Indeed, in part this is because United are United, the corpse that keeps nourishing the cycle, a major institution that must constantly be producing the strong emotions. However, in part this is a temporary malaise, a swing of judgment most visibly and cruelly glimpsed at this season, roughly four weeks after the transfer market shut. Throughout the summer we have been desiring players, praising them, salivating over them. Yet, just a few weeks in, many of those very players are now being dismissed as broken goods. Is it time to worry about Jamie Gittens? Did Arsenal actually need Viktor Gyökeres wise? What was the point of Randal Kolo Muani?
A Wider Issue
It feels appropriate that Sesko meets Liverpool on Sunday: a team simultaneously on a long unbeaten run at home in the Premier League and yet in their own situation of feverish crisis, like submitting a a report on someone who went to the store half an hour ago. Defensively suspect. Mohamed Salah past his prime. The striker an expensive flop. The coach bald.

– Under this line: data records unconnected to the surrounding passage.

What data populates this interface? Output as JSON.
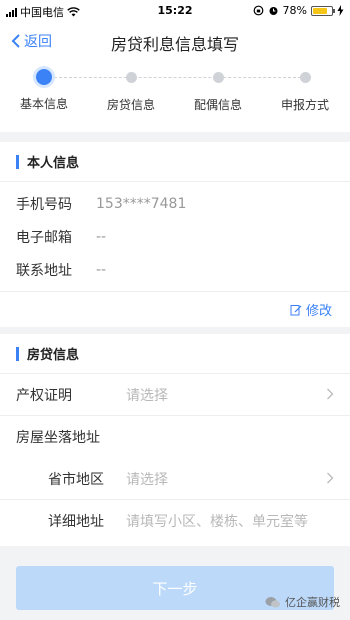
{
  "status_bar": {
    "carrier": "中国电信",
    "time": "15:22",
    "battery_percent": "78%",
    "battery_level": 0.78
  },
  "nav": {
    "back_label": "返回",
    "title": "房贷利息信息填写"
  },
  "steps": [
    {
      "label": "基本信息",
      "active": true
    },
    {
      "label": "房贷信息",
      "active": false
    },
    {
      "label": "配偶信息",
      "active": false
    },
    {
      "label": "申报方式",
      "active": false
    }
  ],
  "personal": {
    "title": "本人信息",
    "rows": [
      {
        "label": "手机号码",
        "value": "153****7481"
      },
      {
        "label": "电子邮箱",
        "value": "--"
      },
      {
        "label": "联系地址",
        "value": "--"
      }
    ],
    "edit_label": "修改"
  },
  "loan": {
    "title": "房贷信息",
    "property_cert_label": "产权证明",
    "property_cert_placeholder": "请选择",
    "house_address_label": "房屋坐落地址",
    "province_label": "省市地区",
    "province_placeholder": "请选择",
    "detail_label": "详细地址",
    "detail_placeholder": "请填写小区、楼栋、单元室等"
  },
  "next_button": "下一步",
  "watermark": "亿企赢财税",
  "colors": {
    "accent": "#3b82f6",
    "button_disabled": "#bcd9fa",
    "battery": "#f5c518"
  }
}
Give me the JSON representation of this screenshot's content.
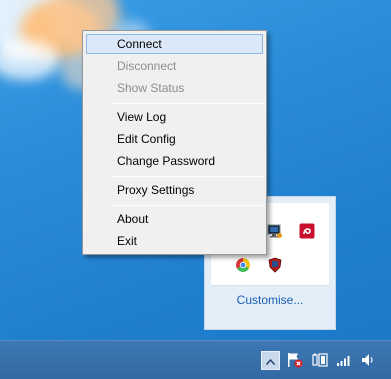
{
  "context_menu": {
    "items": [
      {
        "label": "Connect",
        "enabled": true,
        "highlighted": true
      },
      {
        "label": "Disconnect",
        "enabled": false
      },
      {
        "label": "Show Status",
        "enabled": false
      },
      {
        "label": "View Log",
        "enabled": true
      },
      {
        "label": "Edit Config",
        "enabled": true
      },
      {
        "label": "Change Password",
        "enabled": true
      },
      {
        "label": "Proxy Settings",
        "enabled": true
      },
      {
        "label": "About",
        "enabled": true
      },
      {
        "label": "Exit",
        "enabled": true
      }
    ]
  },
  "tray_flyout": {
    "customise_label": "Customise...",
    "icons": [
      "openvpn-monitor-icon",
      "red-app-icon",
      "chrome-icon",
      "red-shield-icon"
    ]
  },
  "taskbar": {
    "icons": [
      "show-hidden-icons-icon",
      "action-center-flag-icon",
      "power-icon",
      "network-signal-icon",
      "volume-icon"
    ]
  },
  "colors": {
    "desktop": "#2a8bd8",
    "taskbar": "#3a70ad",
    "menu_bg": "#f0f0f0",
    "menu_highlight": "#dbe8f7",
    "link": "#1a5fb4"
  }
}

Maybe we have failed to understand the way the storyline of football has begun to supplant football itself, to influence the way we watch it, an entire sport reoriented around talking points and reaction, an activity that happens in the background while we scroll through our devices, unable to disconnect from the saline drip of takes and more takes. Perhaps Sesko taking the hit at present. But in a way, everyone is losing a part of the experience here.